Tuttavia nemmeno il saggio del Croce riuscì a rimuovere le diffidenze verso l’arte del Verga, la quale dovrà attendere ancora sedici anni per ottenere il giusto riconoscimento ed un’ampia divulgazione, grazie alla vasta monografia dedicatale da Luigi Russo.
Il Russo mise a fuoco i problemi essenziali che era necessario risolvere per intendere l’opera del Verga. Anzitutto chiarì il rapporto fra il verismo italiano ed il naturalismo francese; poi quello fra il verismo ed il romanticismo. Con un’analisi attenta e scrupolosa di tutte le opere del Verga, ne tracciò poi lo svolgimento, mettendone in luce la continuità e l’intrinseca coerenza (approfondendo un'intuizione crociana) e individuandone i motivi ispiratori ed originalissimi e spiegandone la singolarità dello stile: il Verga «ha risvegliato l’uomo, dove gli altri vedevano il bruto, ed egli ha saputo calarsi nella profondità misteriosa del mondo interiore del barbaro. Stilisticamente, questa miracolosa adesione alla logica dei primitivi, si è tradotta in una specie di musica triste e monotona con cui lo scrittore viene accompagnando la narrazione». L’ispirazione profonda de “I Malavoglia” - che per il Russo rappresentano il vero capolavoro verghiano - consiste nella “religione del focolare domestico” mentre quella di “Mastro-don Gesualdo” consiste nella “religione della roba”. In entrambe le definizioni il critico usa il termine “religione” perché la fedeltà dei personaggi verghiani “alla vita, alle costumanze antiche e severe, agli affetti semplici e patriarcali” gli appare profondamente segnata di senso religioso, anche se questa religiosità primitiva non si accompagna ad una condizione di serenità né ad alcuna speranza.
La critica successiva ha approfondito questo e quello dei vari aspetti dell’opera, a volte allontanandosi dalle valutazioni del Russo, il cui saggio tuttavia resta fondamentale per intendere il Verga.
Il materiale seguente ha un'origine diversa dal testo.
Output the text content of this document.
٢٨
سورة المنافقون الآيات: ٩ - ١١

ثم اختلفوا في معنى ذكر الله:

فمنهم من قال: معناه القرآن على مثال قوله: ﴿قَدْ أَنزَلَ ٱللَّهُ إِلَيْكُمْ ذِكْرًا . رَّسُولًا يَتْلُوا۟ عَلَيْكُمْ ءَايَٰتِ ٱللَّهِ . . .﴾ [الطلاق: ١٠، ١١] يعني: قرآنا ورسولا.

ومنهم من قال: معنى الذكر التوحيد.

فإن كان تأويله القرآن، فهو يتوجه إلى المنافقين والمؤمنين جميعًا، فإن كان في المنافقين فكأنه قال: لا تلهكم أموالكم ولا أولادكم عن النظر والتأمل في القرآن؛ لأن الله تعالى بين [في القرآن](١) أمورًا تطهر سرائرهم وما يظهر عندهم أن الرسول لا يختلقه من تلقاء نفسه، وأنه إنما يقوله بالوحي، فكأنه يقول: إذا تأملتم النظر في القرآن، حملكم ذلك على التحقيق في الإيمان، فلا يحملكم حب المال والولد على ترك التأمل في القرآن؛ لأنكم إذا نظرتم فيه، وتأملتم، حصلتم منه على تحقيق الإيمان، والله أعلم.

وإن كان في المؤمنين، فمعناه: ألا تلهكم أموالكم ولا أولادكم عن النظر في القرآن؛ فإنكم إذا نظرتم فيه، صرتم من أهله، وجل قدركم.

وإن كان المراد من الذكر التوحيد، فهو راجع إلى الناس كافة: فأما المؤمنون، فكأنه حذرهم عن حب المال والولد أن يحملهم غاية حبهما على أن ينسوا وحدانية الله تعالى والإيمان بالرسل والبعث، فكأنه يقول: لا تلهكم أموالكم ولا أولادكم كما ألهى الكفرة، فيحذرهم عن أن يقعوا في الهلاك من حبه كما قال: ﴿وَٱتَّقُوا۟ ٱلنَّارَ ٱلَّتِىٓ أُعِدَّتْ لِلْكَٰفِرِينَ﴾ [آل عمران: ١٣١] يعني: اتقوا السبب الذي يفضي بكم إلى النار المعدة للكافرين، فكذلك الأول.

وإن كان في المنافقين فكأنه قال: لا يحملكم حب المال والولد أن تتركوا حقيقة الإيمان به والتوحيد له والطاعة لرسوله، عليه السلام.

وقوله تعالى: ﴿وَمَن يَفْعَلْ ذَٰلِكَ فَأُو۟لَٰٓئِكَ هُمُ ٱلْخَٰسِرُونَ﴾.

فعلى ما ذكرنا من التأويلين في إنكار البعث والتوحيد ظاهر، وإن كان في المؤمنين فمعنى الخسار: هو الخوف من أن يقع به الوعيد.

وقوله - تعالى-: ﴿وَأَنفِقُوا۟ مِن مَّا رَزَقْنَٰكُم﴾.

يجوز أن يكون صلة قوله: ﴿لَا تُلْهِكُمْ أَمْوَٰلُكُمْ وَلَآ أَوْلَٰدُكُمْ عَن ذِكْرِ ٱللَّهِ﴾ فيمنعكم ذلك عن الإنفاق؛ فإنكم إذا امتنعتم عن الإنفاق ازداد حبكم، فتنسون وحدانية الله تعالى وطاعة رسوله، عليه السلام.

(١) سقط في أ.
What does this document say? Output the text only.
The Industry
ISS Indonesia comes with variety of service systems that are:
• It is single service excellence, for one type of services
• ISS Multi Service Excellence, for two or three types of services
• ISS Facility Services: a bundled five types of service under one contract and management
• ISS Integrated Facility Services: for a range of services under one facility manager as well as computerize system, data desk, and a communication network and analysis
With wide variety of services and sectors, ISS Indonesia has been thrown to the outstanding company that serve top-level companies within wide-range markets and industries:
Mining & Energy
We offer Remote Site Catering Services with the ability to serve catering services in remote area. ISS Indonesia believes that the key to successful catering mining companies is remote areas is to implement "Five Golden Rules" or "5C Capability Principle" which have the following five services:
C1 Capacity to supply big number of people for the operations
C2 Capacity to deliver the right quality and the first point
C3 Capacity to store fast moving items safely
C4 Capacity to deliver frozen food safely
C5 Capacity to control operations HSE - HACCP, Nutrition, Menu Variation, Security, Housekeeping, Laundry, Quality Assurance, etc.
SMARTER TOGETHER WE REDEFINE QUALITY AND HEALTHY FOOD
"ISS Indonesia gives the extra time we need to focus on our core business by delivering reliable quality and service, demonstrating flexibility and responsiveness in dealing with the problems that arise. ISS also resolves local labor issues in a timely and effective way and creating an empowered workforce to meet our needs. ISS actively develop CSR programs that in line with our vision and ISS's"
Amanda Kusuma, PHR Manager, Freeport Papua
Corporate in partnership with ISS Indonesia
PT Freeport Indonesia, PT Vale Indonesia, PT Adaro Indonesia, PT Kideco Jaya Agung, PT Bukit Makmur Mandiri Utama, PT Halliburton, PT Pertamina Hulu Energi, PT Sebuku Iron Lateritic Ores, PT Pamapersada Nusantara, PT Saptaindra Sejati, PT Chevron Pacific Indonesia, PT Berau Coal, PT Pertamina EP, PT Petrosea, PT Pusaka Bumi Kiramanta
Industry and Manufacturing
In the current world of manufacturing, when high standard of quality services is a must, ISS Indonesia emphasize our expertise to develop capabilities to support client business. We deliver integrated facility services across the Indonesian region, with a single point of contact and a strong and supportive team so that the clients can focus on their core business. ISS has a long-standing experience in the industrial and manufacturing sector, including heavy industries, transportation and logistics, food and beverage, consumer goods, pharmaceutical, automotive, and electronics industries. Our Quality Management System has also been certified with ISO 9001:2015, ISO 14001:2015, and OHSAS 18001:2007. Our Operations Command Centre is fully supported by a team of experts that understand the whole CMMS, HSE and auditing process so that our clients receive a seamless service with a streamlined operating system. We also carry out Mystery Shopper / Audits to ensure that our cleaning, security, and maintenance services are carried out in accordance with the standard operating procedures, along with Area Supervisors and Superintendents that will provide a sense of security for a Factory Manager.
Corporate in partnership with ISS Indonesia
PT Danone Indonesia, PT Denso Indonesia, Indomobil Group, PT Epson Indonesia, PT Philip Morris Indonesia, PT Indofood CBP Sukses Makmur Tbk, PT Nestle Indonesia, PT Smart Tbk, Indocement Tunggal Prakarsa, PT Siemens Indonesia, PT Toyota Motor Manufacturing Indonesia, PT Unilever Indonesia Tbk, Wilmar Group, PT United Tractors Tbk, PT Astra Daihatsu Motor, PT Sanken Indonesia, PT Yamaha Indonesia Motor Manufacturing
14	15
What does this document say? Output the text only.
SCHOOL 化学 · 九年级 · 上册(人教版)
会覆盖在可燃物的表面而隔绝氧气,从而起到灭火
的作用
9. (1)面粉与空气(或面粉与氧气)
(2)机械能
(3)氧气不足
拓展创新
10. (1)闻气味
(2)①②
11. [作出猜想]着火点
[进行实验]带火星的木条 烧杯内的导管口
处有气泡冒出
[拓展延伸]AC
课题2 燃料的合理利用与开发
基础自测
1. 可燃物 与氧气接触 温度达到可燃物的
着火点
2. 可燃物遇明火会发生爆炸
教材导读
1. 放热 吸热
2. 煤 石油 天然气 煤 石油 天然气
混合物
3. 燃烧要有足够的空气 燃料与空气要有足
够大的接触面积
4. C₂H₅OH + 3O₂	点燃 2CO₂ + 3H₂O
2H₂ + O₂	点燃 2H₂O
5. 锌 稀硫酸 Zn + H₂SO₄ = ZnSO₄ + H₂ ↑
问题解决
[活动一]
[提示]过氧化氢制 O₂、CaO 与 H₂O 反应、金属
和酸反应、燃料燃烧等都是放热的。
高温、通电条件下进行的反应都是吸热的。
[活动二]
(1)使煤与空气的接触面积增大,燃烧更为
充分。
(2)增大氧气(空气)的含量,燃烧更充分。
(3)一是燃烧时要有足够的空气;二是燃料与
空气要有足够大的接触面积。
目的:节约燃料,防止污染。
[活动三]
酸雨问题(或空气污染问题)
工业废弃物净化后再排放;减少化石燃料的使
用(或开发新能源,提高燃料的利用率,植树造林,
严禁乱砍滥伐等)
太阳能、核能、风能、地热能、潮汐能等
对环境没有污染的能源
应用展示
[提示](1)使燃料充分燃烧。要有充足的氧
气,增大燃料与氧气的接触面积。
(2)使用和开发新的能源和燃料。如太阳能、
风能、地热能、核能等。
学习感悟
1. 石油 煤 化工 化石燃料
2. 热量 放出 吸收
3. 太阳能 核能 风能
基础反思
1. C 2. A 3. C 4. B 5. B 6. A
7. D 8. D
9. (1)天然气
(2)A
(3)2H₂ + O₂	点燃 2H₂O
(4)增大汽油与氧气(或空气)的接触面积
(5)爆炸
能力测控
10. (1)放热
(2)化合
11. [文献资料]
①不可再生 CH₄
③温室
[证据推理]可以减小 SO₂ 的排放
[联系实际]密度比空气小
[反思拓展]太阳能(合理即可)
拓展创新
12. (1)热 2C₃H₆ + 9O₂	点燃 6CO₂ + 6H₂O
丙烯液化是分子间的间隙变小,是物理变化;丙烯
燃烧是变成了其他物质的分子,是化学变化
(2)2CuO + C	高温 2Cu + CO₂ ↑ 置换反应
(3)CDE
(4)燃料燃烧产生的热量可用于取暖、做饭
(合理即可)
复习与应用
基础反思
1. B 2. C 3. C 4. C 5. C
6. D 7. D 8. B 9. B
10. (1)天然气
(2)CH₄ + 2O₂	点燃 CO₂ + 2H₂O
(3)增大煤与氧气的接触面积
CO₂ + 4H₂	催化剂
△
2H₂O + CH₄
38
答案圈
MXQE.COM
Chi ha scorto una dimensione più altamente universale nell'ispirazione verghiana è il Ramat, che così nota: «Ritroviamo in Verga il senso religioso del mistero, la domanda religiosamente angosciata di cosa sia l’uomo, la ricerca spietata e insieme compassionevole del rapporto fra l'uomo e l’universo. Ritroviamo il tragico impegno leopardiano in una ribellione conoscitiva di fronte al fato, e il suo piegare in elegia: e il ridurre all’essenziale, fuor dei termini filosofici, il dolore del mondo, la storia del mondo come dolore, calata in motivi realisticamente quotidiani; e lo scavare la sostanza universale ed eterna dell'uomo d’ogni tempo e spazio per entro alla crosta di civiltà, convenzioni sociali, per ritrovarne l'essenza primitiva e costante. Recanati è tutto il mondo come Aci-Trezza: Jeli, Rosso Malpelo, sono tutti gli uomini, come il Pastore errante».